Babymäuschen


Was denkt ein Ungeborenes? Was fühlt es, riecht es, sieht es, spürt es?
Diese Frage wird in diesem Buch umfassend auf witzige, manchmal nachdenkliche und teils philosophische Art und Weise beantwortet.
In einem Tagebuch unterhalten sich das kleine Wesen und die werdende Oma,
tauschen ihre Gefühle, Ängste und Alltagsprobleme aus bis es endlich heißt:

Hurra, das Baby ist da!

Verlag: epubli GmbH, Berlin, April 2015
 ISBN 978-3-7375-4084-1

344 Seiten, Softcover, 18,50 €
erhältlich direkt bei epubli: Buchbestellung Babymäuschen
 
und bei Amazon
bei Buchhandel.de
und mit der ISBN in jeder Buchhandlung
und mit Widmung bei mir



Rezension von Frau DDr. Christine Michelfeit, Präsidentin der Gesellschaft Lyrikfreunde, Innsbruck:

Angelika Pauly, die bekannte Kinderbuchautorin, hat mit diesem Buch einen ganz neuen Weg eingeschlagen. Sie schildert die Gespräche einer Großmutter mit dem noch ungeborenen Kind ihrer Tochter in Tagebuchform, um später daraus ein Buch zu machen.
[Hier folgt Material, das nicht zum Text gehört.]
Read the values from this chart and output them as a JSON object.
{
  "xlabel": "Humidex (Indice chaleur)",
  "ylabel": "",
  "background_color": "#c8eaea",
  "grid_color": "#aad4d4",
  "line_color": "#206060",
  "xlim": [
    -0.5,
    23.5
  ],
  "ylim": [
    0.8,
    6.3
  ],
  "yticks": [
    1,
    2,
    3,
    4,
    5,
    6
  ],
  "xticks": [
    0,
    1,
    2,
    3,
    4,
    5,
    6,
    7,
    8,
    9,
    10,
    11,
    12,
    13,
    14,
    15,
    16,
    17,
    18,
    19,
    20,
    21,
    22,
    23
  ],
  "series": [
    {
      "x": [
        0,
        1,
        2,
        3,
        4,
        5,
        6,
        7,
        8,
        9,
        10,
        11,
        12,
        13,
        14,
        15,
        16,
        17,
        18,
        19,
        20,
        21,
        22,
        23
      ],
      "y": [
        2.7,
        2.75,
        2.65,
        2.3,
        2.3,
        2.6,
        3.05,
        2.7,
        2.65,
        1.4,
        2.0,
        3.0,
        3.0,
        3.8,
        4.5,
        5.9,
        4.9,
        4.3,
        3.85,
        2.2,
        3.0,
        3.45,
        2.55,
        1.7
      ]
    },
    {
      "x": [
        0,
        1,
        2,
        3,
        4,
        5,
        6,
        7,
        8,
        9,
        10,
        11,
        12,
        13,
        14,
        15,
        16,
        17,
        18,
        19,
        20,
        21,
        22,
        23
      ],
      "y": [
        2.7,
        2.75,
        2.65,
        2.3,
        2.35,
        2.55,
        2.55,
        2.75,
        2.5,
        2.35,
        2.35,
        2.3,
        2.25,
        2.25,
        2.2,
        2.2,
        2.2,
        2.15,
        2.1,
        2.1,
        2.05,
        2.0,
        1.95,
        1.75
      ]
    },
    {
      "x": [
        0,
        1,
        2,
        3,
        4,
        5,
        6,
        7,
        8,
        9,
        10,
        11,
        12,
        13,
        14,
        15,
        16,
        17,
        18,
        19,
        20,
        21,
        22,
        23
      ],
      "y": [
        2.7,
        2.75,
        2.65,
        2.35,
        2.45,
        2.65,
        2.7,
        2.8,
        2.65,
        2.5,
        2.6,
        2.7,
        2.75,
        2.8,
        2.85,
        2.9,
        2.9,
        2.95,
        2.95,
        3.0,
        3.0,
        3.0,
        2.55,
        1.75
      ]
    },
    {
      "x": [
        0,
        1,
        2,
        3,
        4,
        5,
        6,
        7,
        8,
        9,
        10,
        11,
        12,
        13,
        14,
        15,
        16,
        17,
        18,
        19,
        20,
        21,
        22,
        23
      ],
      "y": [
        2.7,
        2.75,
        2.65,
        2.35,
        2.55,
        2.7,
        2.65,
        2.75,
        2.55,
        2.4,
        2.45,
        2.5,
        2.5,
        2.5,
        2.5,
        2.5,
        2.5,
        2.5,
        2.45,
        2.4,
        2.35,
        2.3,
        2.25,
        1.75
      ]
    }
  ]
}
Damit dürfte sie wahrscheinlich auch ein Tabu gebrochen haben, denn bis jetzt hat meines Wissens noch kein Schriftsteller dieses Thema behandelt, aber Angelika Pauly geht eben immer neue Wege.
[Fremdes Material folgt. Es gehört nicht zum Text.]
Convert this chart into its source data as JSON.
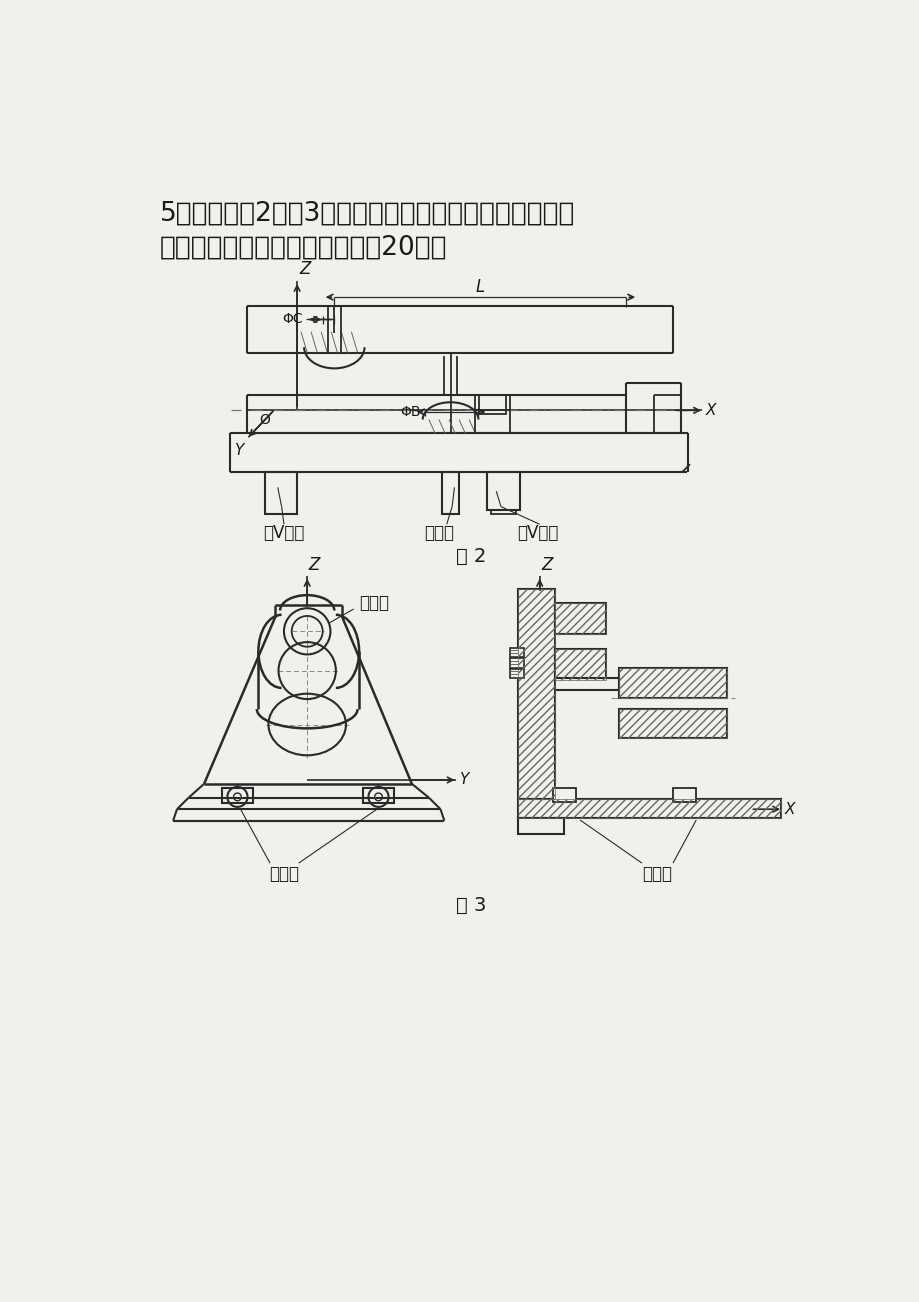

Wir können nun an Hand der Gespräche die Entwicklung des Ungeborenen, genannt Babymäuschen, mit der Großmutter verfolgen. Die Gespräche beginnen im 2. Monat der Schwangerschaft der Mutter und enden mit der Geburt  des Kindes. Die Großmutter besucht ihr zukünftiges Enkelkind jeden Tag, die Begrüßung beginnt  jedes mal mit dem gleichen Ritual, „Hallo Oma“ und „Hallo Babymäuschen“, und leitet ein Frage- und Antwortspiel ein. Babymäuschen möchte alles wissen, was in der Welt draußen vor sich geht und was so einzelne Wörter bedeuten wie Hosen oder Schnupfen, warum Geburtstage und Weihnachten gefeiert werden. Oma weiß das  alles, aber manchmal vertröstet sie mit einem „später“ was Babymäuschen gar nicht verstehen will. Umgekehrt erfährt die Oma, wie sich das Leben im Bauch der Mutter abspielt, und kann so die Entwicklung des ungeborenen Kindes verfolgen. Noch schläft es viel, aber langsam entdeckt  es seine Fingerchen und Beine, seine Ohren und  die Augen, mit denen es auf einmal sehen kann. Und es wird immer wissbegieriger und stellt jeden Tag neue Fragen, um dazu seinen Kommentar zu geben. Es erzählt aber auch, wie die Mutter den vergangenen Tag verbracht hat, ob sie traurig war oder gut aufgelegt. Es begleitet die Mutter überall hin, am spannendsten aber sind die Besuche beim Kinderarzt. Babymäuschen, erfährt dann wie viel es gewachsen ist und weiß jetzt auch, dass es „später“ ein Junge sein wird.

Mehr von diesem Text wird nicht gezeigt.